Mr. MORAIN: Well, thats right. Herb Caen, who was probably the most famous columnist in San Francisco ever, quoted Harvey Milk as saying that Oliver Sipple was gay and they were very proud of this because it showed that - you know, this is 1975; this is before gays were being accepted, even in San Francisco. He was making a point that gays could be heroic figures.
Unfortunately - for Sipple - though, while he was out in San Francisco, at least some members of his family back in Michigan were unaware.
BLOCK: What happened within Oliver "Billy" Sipples family after it became known that he was a homosexual man?
Mr. MORAIN: His father didnt want anything to do with him. I was told that when his mother died, he was not really welcome at the funeral.
BLOCK: It seems pretty clear, from what youve written over the years, that Sipple had a number of psychological problems before this event. After the war, he was on disability pay. By the time he died - he was just 47 years old when he died - what had his life become?
Mr. MORAIN: You know, he had really lost control. As a Marine, he obviously would have been in great shape. But by 1989 when he died, he was 298 pounds. So he had become really, quite obese at the end.

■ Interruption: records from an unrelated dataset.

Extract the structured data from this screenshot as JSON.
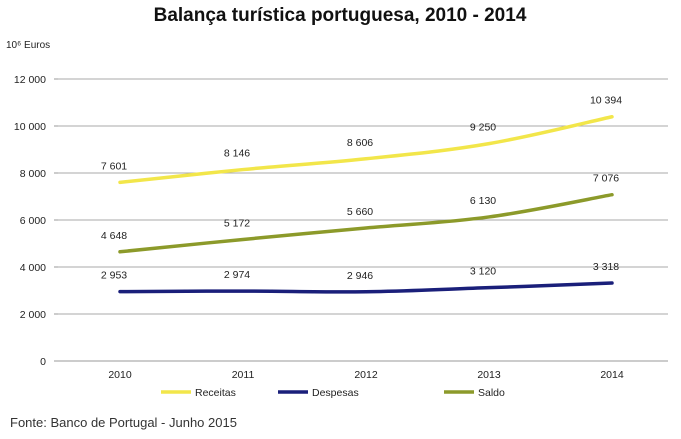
{
  "chart_data": {
    "type": "line",
    "title": "Balança turística portuguesa, 2010 - 2014",
    "unit_label": "10⁶ Euros",
    "categories": [
      "2010",
      "2011",
      "2012",
      "2013",
      "2014"
    ],
    "ylim": [
      0,
      12000
    ],
    "yticks": [
      0,
      2000,
      4000,
      6000,
      8000,
      10000,
      12000
    ],
    "ytick_labels": [
      "0",
      "2 000",
      "4 000",
      "6 000",
      "8 000",
      "10 000",
      "12 000"
    ],
    "grid": true,
    "legend_position": "bottom",
    "series": [
      {
        "name": "Receitas",
        "color": "#f2e64a",
        "values": [
          7601,
          8146,
          8606,
          9250,
          10394
        ],
        "labels": [
          "7 601",
          "8 146",
          "8 606",
          "9 250",
          "10 394"
        ]
      },
      {
        "name": "Despesas",
        "color": "#1a1f7a",
        "values": [
          2953,
          2974,
          2946,
          3120,
          3318
        ],
        "labels": [
          "2 953",
          "2 974",
          "2 946",
          "3 120",
          "3 318"
        ]
      },
      {
        "name": "Saldo",
        "color": "#8c9a2a",
        "values": [
          4648,
          5172,
          5660,
          6130,
          7076
        ],
        "labels": [
          "4 648",
          "5 172",
          "5 660",
          "6 130",
          "7 076"
        ]
      }
    ]
  },
  "source": "Fonte: Banco de Portugal - Junho 2015"
}
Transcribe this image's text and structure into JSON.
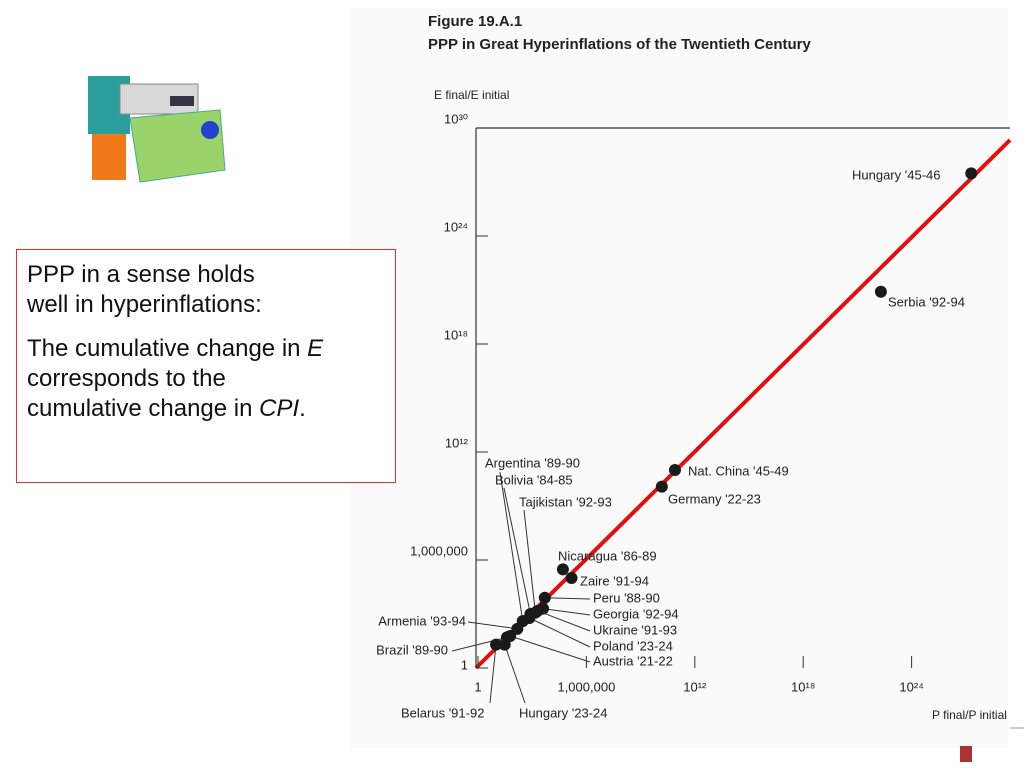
{
  "slide": {
    "box": {
      "line1": "PPP in a sense holds",
      "line2": "well in hyperinflations:",
      "p2a": "The cumulative change in ",
      "p2b": "E",
      "p2c": "corresponds to the",
      "p2d": "cumulative change in ",
      "p2e": "CPI",
      "p2f": "."
    }
  },
  "chart_data": {
    "type": "scatter",
    "figure": "Figure 19.A.1",
    "title": "PPP in Great Hyperinflations of the Twentieth Century",
    "ylabel": "E final/E initial",
    "xlabel": "P final/P initial",
    "log_x": true,
    "log_y": true,
    "color": "#1a1a1a",
    "categories": [
      "Hungary '45-46",
      "Serbia '92-94",
      "Nat. China '45-49",
      "Germany '22-23",
      "Argentina '89-90",
      "Bolivia '84-85",
      "Tajikistan '92-93",
      "Nicaragua '86-89",
      "Zaire '91-94",
      "Peru '88-90",
      "Georgia '92-94",
      "Ukraine '91-93",
      "Poland '23-24",
      "Austria '21-22",
      "Armenia '93-94",
      "Brazil '89-90",
      "Belarus '91-92",
      "Hungary '23-24"
    ],
    "x": [
      2e+27,
      2e+22,
      80000000000.0,
      15000000000.0,
      300,
      800,
      1500,
      50000.0,
      150000.0,
      5000,
      4000,
      2000,
      700,
      60,
      150,
      40,
      10,
      30
    ],
    "values": [
      3e+27,
      8e+20,
      100000000000.0,
      12000000000.0,
      400,
      1000,
      1200,
      300000.0,
      100000.0,
      8000,
      2000,
      1500,
      600,
      60,
      150,
      50,
      20,
      20
    ],
    "xlim": [
      1,
      1e+30
    ],
    "ylim": [
      1,
      1e+30
    ],
    "xticks": [
      1,
      {
        "value": 1000000,
        "label": "1,000,000"
      },
      {
        "value": 1000000000000.0,
        "label": "10¹²"
      },
      {
        "value": 1e+18,
        "label": "10¹⁸"
      },
      {
        "value": 1e+24,
        "label": "10²⁴"
      }
    ],
    "yticks": [
      1,
      {
        "value": 1000000,
        "label": "1,000,000"
      },
      {
        "value": 1000000000000.0,
        "label": "10¹²"
      },
      {
        "value": 1e+18,
        "label": "10¹⁸"
      },
      {
        "value": 1e+24,
        "label": "10²⁴"
      },
      {
        "value": 1e+30,
        "label": "10³⁰"
      }
    ]
  }
}
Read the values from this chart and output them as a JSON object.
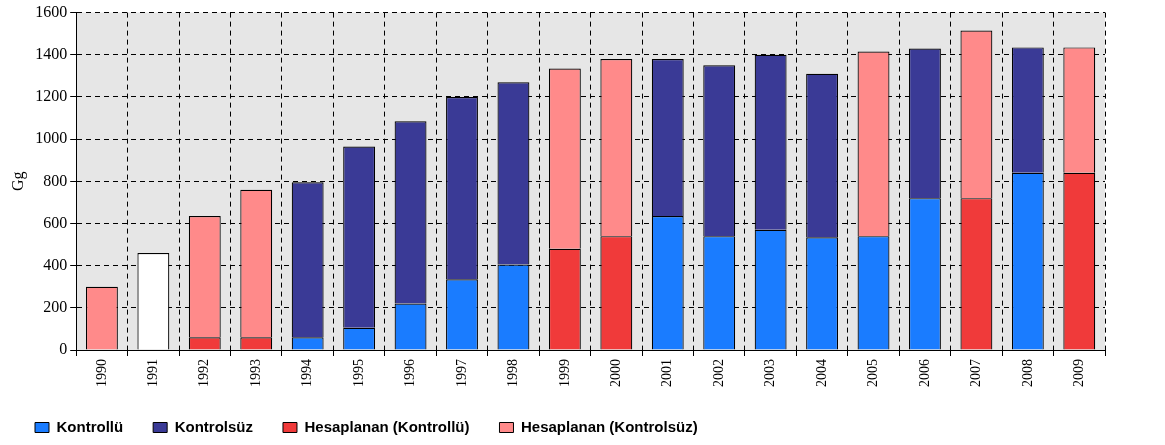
{
  "chart_data": {
    "type": "bar",
    "stacked": true,
    "ylabel": "Gg",
    "categories": [
      "1990",
      "1991",
      "1992",
      "1993",
      "1994",
      "1995",
      "1996",
      "1997",
      "1998",
      "1999",
      "2000",
      "2001",
      "2002",
      "2003",
      "2004",
      "2005",
      "2006",
      "2007",
      "2008",
      "2009"
    ],
    "series": [
      {
        "name": "Kontrollü",
        "color": "#1a7cff",
        "values": [
          null,
          null,
          null,
          null,
          60,
          105,
          220,
          335,
          405,
          null,
          null,
          635,
          540,
          570,
          535,
          540,
          720,
          null,
          840,
          null
        ]
      },
      {
        "name": "Hesaplanan (Kontrollü)",
        "color": "#f03a3a",
        "values": [
          null,
          null,
          60,
          60,
          null,
          null,
          null,
          null,
          null,
          480,
          540,
          null,
          null,
          null,
          null,
          null,
          null,
          720,
          null,
          840
        ]
      },
      {
        "name": "Kontrolsüz",
        "color": "#3a3a96",
        "values": [
          null,
          null,
          null,
          null,
          735,
          860,
          865,
          865,
          865,
          null,
          null,
          745,
          810,
          830,
          775,
          null,
          710,
          null,
          595,
          null
        ]
      },
      {
        "name": "Hesaplanan (Kontrolsüz)",
        "color": "#ff8a8a",
        "colors": [
          "#ff8a8a",
          "#ffffff",
          "#ff8a8a",
          "#ff8a8a",
          "#ff8a8a",
          "#ff8a8a",
          "#ff8a8a",
          "#ff8a8a",
          "#ff8a8a",
          "#ff8a8a",
          "#ff8a8a",
          "#ff8a8a",
          "#ff8a8a",
          "#ff8a8a",
          "#ff8a8a",
          "#ff8a8a",
          "#ff8a8a",
          "#ff8a8a",
          "#ff8a8a",
          "#ff8a8a"
        ],
        "values": [
          300,
          460,
          575,
          700,
          null,
          null,
          null,
          null,
          null,
          855,
          840,
          null,
          null,
          null,
          null,
          875,
          null,
          795,
          null,
          595
        ]
      }
    ],
    "ylim": [
      0,
      1600
    ],
    "yticks": [
      0,
      200,
      400,
      600,
      800,
      1000,
      1200,
      1400,
      1600
    ],
    "grid": true,
    "legend": "bottom"
  }
}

He lived in an apartment at the edge of the Tenderloin - not a very nice part of San Francisco. He would get up in the morning, and he would go to one of two bars over on Polk Street, a few blocks away, and he would drink.
BLOCK: He had in the apartment in the Tenderloin, he had a framed letter hanging on the wall.
Mr. MORAIN: Yes.
BLOCK: What was that?
Mr. MORAIN: Well, he was not discovered until the beginning of February, about -I think - February 3rd, 1989. He died on his bed, and there was one letter signed, framed from Gerald Ford. And it thanked him for preventing violence on that day.

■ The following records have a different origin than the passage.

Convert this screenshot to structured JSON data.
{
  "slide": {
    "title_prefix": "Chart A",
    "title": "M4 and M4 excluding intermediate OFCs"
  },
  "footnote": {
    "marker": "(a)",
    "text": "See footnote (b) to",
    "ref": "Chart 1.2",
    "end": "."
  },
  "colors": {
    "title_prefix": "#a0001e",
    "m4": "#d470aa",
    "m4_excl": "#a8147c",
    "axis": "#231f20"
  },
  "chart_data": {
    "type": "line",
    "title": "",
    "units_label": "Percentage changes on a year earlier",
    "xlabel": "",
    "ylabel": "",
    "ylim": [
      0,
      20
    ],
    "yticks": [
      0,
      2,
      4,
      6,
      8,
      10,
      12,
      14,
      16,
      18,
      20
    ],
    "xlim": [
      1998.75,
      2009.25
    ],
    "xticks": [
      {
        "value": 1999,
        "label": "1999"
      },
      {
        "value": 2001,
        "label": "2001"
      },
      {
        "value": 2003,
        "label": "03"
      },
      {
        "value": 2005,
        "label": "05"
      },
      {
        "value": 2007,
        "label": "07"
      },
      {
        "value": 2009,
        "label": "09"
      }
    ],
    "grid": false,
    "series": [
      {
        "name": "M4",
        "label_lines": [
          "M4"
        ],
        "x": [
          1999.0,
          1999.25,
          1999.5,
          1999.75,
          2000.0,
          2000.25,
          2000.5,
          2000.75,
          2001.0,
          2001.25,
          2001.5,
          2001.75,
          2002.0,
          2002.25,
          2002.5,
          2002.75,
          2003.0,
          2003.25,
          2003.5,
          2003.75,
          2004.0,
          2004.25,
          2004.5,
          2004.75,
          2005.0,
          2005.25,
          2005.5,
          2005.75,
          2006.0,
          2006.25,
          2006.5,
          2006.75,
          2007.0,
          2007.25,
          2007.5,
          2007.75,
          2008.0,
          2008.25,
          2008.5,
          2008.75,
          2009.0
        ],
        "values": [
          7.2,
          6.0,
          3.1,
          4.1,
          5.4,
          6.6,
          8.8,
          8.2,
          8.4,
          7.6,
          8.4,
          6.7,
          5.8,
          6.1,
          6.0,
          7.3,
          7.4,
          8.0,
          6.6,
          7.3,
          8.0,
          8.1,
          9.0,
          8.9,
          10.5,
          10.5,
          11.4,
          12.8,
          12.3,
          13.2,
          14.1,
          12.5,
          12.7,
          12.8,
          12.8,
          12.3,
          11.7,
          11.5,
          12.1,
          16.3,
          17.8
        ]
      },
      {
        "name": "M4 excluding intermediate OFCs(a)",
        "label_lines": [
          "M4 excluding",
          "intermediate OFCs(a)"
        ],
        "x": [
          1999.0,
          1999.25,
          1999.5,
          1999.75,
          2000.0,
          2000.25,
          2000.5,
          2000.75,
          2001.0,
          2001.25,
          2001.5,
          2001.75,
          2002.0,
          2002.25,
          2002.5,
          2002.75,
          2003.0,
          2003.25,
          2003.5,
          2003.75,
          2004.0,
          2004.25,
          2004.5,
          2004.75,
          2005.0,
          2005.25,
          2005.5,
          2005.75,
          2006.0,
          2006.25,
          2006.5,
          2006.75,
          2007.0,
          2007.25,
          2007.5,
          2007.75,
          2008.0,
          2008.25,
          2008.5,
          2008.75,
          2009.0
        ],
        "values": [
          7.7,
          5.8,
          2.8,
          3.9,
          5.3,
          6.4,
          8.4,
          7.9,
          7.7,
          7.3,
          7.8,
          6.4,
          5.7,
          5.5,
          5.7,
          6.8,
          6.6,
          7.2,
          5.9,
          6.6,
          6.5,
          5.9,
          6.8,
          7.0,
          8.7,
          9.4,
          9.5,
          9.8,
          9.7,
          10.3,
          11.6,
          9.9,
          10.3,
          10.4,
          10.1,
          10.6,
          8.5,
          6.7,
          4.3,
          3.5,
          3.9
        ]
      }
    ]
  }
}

Now, who knows in retrospect why Gerald Ford never invited him to the White House, but he never did. And certainly at the time, there was criticism from Harvey Milk and others that the reason he was not invited and welcomed into the nations house, that the reason was that he was gay.
After his death, you know, I wrote a story a few days later. And I called President Fords secretary to see if President Ford would have anything to say about this and was told, well, we'll see what we can do. I waited a few days and nothing happened, and so the story ran.

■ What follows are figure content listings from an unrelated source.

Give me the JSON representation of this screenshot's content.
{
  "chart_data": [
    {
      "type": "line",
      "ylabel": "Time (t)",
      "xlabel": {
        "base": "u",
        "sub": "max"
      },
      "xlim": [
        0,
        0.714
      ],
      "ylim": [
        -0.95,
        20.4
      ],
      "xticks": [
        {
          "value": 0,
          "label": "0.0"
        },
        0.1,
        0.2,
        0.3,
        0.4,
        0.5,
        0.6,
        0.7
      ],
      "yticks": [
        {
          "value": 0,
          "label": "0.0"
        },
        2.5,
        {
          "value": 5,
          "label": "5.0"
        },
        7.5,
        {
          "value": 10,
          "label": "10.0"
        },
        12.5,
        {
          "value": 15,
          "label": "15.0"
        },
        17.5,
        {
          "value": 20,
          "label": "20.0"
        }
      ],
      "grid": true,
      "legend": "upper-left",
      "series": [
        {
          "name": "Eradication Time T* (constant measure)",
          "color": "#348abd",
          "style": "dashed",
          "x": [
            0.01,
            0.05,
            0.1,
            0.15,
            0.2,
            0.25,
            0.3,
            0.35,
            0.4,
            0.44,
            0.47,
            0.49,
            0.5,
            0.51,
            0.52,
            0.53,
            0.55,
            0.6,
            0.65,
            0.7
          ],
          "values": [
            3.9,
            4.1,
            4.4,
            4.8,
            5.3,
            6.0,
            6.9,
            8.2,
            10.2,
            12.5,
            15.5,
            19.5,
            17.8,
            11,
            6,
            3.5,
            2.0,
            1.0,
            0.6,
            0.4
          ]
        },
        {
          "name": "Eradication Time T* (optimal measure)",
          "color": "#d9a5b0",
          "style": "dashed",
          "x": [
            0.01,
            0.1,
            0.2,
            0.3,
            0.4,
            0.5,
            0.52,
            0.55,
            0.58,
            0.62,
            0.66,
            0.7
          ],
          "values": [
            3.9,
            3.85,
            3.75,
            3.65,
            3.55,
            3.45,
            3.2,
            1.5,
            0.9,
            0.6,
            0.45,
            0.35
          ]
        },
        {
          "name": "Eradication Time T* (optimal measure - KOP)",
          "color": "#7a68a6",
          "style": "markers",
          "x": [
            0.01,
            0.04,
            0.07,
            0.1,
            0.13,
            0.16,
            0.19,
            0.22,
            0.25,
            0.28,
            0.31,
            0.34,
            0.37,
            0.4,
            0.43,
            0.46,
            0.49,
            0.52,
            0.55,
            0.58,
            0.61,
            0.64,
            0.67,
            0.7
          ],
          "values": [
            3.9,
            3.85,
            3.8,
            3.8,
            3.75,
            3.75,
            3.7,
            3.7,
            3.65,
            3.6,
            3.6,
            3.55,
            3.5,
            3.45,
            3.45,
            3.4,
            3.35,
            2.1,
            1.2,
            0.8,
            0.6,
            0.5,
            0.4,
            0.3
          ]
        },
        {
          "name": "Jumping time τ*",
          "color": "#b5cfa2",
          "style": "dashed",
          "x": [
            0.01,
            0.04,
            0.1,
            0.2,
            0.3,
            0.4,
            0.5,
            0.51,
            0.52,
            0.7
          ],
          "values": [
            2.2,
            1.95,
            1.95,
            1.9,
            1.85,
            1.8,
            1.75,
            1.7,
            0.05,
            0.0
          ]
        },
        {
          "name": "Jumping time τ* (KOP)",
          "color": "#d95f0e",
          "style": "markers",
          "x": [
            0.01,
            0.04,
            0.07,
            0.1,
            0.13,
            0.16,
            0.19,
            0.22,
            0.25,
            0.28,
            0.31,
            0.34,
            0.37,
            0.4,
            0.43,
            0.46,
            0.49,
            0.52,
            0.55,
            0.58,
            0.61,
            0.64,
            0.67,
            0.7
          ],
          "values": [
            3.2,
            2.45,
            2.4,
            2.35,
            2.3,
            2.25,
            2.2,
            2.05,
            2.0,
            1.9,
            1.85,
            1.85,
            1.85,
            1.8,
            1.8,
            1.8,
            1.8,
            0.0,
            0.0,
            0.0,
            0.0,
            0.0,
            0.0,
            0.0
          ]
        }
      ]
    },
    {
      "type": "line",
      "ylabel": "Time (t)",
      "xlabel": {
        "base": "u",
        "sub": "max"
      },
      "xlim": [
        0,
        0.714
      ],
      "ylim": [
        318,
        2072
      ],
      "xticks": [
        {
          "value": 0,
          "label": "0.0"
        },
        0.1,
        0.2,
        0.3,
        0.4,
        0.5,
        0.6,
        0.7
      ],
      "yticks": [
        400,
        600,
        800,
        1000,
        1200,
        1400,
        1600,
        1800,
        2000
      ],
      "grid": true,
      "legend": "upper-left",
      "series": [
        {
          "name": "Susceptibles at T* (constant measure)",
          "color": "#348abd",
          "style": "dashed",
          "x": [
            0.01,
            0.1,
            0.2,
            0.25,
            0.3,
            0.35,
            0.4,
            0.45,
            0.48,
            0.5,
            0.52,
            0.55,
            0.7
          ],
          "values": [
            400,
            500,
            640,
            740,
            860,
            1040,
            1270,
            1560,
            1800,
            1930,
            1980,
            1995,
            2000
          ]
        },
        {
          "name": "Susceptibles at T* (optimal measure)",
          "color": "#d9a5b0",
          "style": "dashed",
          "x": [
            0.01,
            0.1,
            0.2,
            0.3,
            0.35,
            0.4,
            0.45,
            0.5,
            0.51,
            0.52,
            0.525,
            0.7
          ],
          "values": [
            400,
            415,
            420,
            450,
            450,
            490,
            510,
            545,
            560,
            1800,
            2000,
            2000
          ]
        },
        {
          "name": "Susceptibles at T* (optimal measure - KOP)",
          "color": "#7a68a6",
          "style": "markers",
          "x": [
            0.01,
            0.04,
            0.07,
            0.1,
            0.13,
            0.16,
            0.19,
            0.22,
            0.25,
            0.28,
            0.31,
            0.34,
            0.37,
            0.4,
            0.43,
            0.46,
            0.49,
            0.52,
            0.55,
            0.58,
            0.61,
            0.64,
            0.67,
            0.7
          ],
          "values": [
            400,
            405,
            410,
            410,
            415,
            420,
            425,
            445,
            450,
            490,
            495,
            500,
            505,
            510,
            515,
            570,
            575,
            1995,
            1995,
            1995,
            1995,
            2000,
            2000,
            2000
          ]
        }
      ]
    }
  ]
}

A few days later, though, President Ford sent a letter two letters one went to Mr. Sipples brother, and one went to the bar where Sipple had hung out.
BLOCK: What did it say?
Mr. MORAIN: Well, it said that he was very sorry to hear about Oliver Sipples death, and the circumstances of that death.
BLOCK: Did Billy Sipple talk about whether he saw himself as a hero - and the limelight, the attention that came to him - as a result of what he did back in 1975?
Mr. MORAIN: He would, on occasion, talk about it. But he also said that he thought that that was something anybody would have done in that same circumstance. I dont think that thats true, but it certainly is the case that he acted. I think he understated what it was he did.
BLOCK: Dan Morain, thank you very much.
Mr. MORAIN: You're quite welcome.
BLOCK: Dan Morain is political affairs columnist with the Sacramento Bee. We were talking about Oliver "Billy" Sipple, who stopped an assassination attempt on President Ford in 1975.